Attempt objects track the various attempts, results, and failure reasons if applicable.
https://docs.aws.amazon.com/datapipeline/latest/DeveloperGuide/dp-how-tasks-scheduled.htmlOption E is incorrect -To provide robust data management, AWS Data Pipeline retries a failed operation.
It continues to do so until the task reaches the maximum number of allowed retry attempts.
Attempt objects track the various attempts, results, and failure reasons if applicable.
https://docs.aws.amazon.com/datapipeline/latest/DeveloperGuide/dp-how-tasks-scheduled.htmlOption F is incorrect -AWS Data Pipeline hands the instances out to task runners to process.
https://docs.aws.amazon.com/datapipeline/latest/DeveloperGuide/dp-how-tasks-scheduled.htmlOption G is correct - AWS Data Pipeline hands the instances out to task runners to process.
https://docs.aws.amazon.com/datapipeline/latest/DeveloperGuide/dp-how-tasks-scheduled.htmlAWS Data Pipeline is a cloud-based service offered by Amazon Web Services (AWS) to enable users to reliably and efficiently process and transfer data between different AWS services and on-premises data sources. Scheduled pipelines are a key component of AWS Data Pipeline and are used to automate the execution of data integration tasks.

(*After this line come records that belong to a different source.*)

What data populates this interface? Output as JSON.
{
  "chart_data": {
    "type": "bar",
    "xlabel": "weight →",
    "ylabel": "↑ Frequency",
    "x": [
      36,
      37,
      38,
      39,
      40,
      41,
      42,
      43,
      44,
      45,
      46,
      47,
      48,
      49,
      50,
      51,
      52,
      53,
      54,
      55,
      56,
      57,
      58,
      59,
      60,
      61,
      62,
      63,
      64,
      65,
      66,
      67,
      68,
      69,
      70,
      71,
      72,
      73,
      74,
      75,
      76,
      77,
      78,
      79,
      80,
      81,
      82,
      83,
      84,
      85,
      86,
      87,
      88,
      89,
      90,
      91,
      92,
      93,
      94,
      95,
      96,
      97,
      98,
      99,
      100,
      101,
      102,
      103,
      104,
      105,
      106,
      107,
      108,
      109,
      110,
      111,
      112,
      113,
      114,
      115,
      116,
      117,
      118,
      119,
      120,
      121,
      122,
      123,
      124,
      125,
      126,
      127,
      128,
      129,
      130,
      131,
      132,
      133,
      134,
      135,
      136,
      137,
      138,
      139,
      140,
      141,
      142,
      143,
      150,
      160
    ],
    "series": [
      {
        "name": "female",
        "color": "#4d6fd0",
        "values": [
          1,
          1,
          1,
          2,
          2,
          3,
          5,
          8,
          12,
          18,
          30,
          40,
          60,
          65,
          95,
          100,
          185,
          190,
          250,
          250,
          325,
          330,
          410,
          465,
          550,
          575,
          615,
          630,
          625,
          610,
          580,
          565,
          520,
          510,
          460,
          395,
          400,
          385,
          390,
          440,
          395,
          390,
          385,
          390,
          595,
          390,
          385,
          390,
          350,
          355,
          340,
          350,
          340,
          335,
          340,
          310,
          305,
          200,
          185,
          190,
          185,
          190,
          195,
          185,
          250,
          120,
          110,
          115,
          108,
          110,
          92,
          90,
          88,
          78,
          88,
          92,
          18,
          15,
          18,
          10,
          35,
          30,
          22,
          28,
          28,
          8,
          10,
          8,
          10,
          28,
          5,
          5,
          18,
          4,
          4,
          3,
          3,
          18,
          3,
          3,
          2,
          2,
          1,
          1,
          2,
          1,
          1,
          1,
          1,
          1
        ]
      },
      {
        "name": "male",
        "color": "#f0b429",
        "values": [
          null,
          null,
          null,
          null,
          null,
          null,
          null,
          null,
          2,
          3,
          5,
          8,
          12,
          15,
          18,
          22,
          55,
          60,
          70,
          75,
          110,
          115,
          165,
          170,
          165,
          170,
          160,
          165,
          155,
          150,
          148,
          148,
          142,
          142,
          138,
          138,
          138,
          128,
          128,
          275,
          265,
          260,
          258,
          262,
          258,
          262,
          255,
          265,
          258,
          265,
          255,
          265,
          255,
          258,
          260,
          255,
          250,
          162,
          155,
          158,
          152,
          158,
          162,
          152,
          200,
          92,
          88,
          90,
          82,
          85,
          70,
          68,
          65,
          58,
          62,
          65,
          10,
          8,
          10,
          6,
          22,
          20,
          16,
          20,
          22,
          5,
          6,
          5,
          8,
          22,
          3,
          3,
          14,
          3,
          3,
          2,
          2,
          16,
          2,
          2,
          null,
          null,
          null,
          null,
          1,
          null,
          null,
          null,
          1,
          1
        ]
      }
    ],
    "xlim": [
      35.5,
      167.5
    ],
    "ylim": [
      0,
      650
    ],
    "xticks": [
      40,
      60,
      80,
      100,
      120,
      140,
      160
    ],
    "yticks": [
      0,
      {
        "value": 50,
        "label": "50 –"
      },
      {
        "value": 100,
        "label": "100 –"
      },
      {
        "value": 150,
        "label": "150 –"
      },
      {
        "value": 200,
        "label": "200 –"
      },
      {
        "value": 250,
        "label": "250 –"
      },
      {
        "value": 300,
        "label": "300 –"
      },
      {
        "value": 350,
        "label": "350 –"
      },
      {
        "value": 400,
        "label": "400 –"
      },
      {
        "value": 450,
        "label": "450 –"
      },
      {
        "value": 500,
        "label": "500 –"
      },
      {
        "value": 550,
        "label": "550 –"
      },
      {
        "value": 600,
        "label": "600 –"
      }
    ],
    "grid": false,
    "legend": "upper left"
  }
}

The following are the key items of a scheduled pipeline:
A. Pipeline components represent the business logic of the pipeline and are represented by the different sections of a pipeline definition. These components define the tasks and resources required for the pipeline to execute. They include input and output data sources, data processing activities, and data destinations.
B. When AWS Data Pipeline runs a pipeline, it compiles the pipeline components to create a set of actionable instances. These instances are the actual tasks that perform the work of the pipeline. They are created dynamically by the pipeline service and are managed by the service throughout their lifetime.
C. When AWS Data Pipeline runs a pipeline, it compiles the pipeline components to create a set of task runners. Task runners are the virtual machines or instances that run the tasks defined in the pipeline. AWS Data Pipeline manages the distribution of tasks to these runners.
D. AWS Data Pipeline retries a failed operation. It continues to do so until the task reaches the maximum number of allowed retry attempts. This feature ensures that data processing tasks are performed reliably and efficiently, even in the face of transient errors.
E. AWS Data Pipeline does not retry a failed operation. This statement is false. As mentioned in point D, AWS Data Pipeline retries failed operations up to a specified maximum number of times.
F. AWS Data Pipeline hands the task runners out to instances to process. This statement is false. Task runners are the instances that run the tasks defined in the pipeline. AWS Data Pipeline manages the distribution of tasks to these runners.
G. AWS Data Pipeline hands the instances out to task runners to process. This statement is false. Task runners are the instances that run the tasks defined in the pipeline. AWS Data Pipeline manages the distribution of tasks to these runners.
In summary, the key items of a scheduled pipeline in AWS Data Pipeline include pipeline components, actionable instances, task runners, and the ability to retry failed operations.